April 1st or Environment Day?

The green movement is in top gear as part of their annual "scare the kids day" but this year's effort would be more appropriate for the first of April. A good example of the material being produced is "Uneconomic Power" by Steve Shallhorn, CEO of Greenpeace Australia Pacific (Inc), on http://onlineopinion.com.au/view.asp?article=4512

The best insight into the feeble "greenpeace" collective wit is provided by the sentence;"In the event of a nuclear accident the costs are usually borne by others, often individuals who lose their livelihood and or their health".

Note how it starts in the conditional sense, the (remote) possibility of a nuclear accident, shifts to a generalised statement of presumed fact like, "costs are usually borne by others", and finishes with implied specific facts like "individuals lose their livelihoods and their health", all within a single sentence.

For the record, no accidents have taken place for more than 20 years, no costs have been borne by others and no-one has lost their livelihood or their health. But eco-bimbos have minds that routinely fuse hypothetical possibilities with actual recorded facts, treating them all as equally validated certainties. And the rest of the article is no exception.

The investment funds that might flow into "alternate energy", if the entire engineering/science community took a long Prozac holiday, morphs into an actual flow of investment that the nuclear industry will then capture. The fact is, the investment sector has a long and justified distrust of people who merge imagined potential with recorded results. And they avoid them, as they have done to date with "blow job energy".

There is, in contrast, an existing and potential supply of investment funds for nuclear energy. So the notion that this money would be switched from the alternate sector is pure fantasy.
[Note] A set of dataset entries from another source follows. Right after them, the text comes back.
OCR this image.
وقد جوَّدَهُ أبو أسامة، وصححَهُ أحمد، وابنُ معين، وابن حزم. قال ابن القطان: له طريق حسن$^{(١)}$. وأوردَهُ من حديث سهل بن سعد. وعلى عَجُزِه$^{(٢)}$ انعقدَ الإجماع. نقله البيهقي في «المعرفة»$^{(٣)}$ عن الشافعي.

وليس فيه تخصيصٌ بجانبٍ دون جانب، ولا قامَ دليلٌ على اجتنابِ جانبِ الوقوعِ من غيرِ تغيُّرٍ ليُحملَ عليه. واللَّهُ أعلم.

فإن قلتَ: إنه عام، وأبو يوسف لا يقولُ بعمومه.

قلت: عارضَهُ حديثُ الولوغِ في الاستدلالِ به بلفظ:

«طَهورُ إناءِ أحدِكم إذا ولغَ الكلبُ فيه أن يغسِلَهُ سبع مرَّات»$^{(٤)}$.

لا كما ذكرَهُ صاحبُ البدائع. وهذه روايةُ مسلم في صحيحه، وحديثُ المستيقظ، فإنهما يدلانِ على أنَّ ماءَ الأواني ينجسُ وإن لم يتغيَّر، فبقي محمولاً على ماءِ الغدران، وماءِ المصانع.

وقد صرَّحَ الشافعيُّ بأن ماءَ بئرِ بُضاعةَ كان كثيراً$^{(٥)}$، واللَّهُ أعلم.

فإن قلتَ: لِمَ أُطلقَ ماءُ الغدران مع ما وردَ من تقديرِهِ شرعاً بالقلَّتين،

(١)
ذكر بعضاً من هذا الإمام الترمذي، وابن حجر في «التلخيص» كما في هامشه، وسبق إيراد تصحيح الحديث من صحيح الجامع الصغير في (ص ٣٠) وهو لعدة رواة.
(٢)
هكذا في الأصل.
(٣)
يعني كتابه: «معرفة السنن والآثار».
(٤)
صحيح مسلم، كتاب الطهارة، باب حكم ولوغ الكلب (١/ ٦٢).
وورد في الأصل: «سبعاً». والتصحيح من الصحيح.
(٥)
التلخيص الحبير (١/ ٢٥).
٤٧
Similar morphing of fact and projection was exhibited by Actor, Jack Thompson, who came out on world environment day to state that Nagasaki, Hiroshima and Chernobyl were nothing compared to global warming. Again, we have a projection of potential future mortality being compared with actual mortality as if both were detailed, proven and specific fact.

One aspect of the nuclear debate that will never get specific detail from the Greens is the issue of the actual discounted cost of long term storage. Even at 7% interest per annum, the net present value (NPV) of a dollar per year for 50 years is only $13.80 while the NPV over 60 years is still only $14.04. The extra decade of 1 dollar outlays can be paid for today with only 24 cents while the price for additional decades in perpetuity becomes infinitely smaller and smaller.
So any price charged for that service that is over and above that multiple is ALL PROFIT. And only greenfarce appears yet to learn that things rarely get done at all unless they can be done for a profit. Australia can manage this problem better than anyone else so our profit begins long before other nations costs are covered.

And lets not forget the "we don't want to live on a toxic dump" crowd who seriously suggest that there will be some sort of "nuke change", where people move from the cities to retire to a townhouse overlooking the nuke dump in the central desert.

Lets get this clear, SOLIDS DON'T LEAK! If the stuff is down a shaft in solid rock and the annual rainfall is only 100mm then the incidence of percolation of even 1mm below a depth of 1 metre is effectively zero. And if the shaft is sealed then it will need someone to go right out of their way, with some very conspicuous, noisy and expensive equipment, to get radiated. Ditto for theft.

It is an absolute disgrace the way the greens seek to imply that nuclear waste storage would be similar to your local urban rubbish tip located in the Great Artesian Basin. But that is par for the course for the bimboscenti.

First posted by Perseus, Friday, 2 June 2006 12:55:12 PM

2 Comments:

At July 29, 2010 3:20 am, Blogger Jonno said...

No major nuclear accidents have happened for a long time. If they had you would have read about them. Right. Not bloody likely. They have covered or attempted to ..most times.
I agree most of the times with things you write, but this should be kept open.

 
At July 29, 2010 11:58 am, Blogger Ian Mott said...

That is an interesting thought process there, Jonno. You provide no evidence of major accidents in the most closely scrutinised industry on the planet. And then use the absence of evidence as some sort of proof of cover up. So lets just leave out the succesful cover ups for the moment and just concentrate on the attempted ones that you imply have also taken place. If there have been attempted cover ups that have failed then they must have been detected mustn't they? So if they have been detected then you should be able to provide us with evidence, ie refer us to specific examples, eh? I will gladly keep this open, as you suggest. But in the absence of any evidence from you we will have no recourse but to refer you back to the text where we discuss the merging of speculation into implied fact within a single sentence.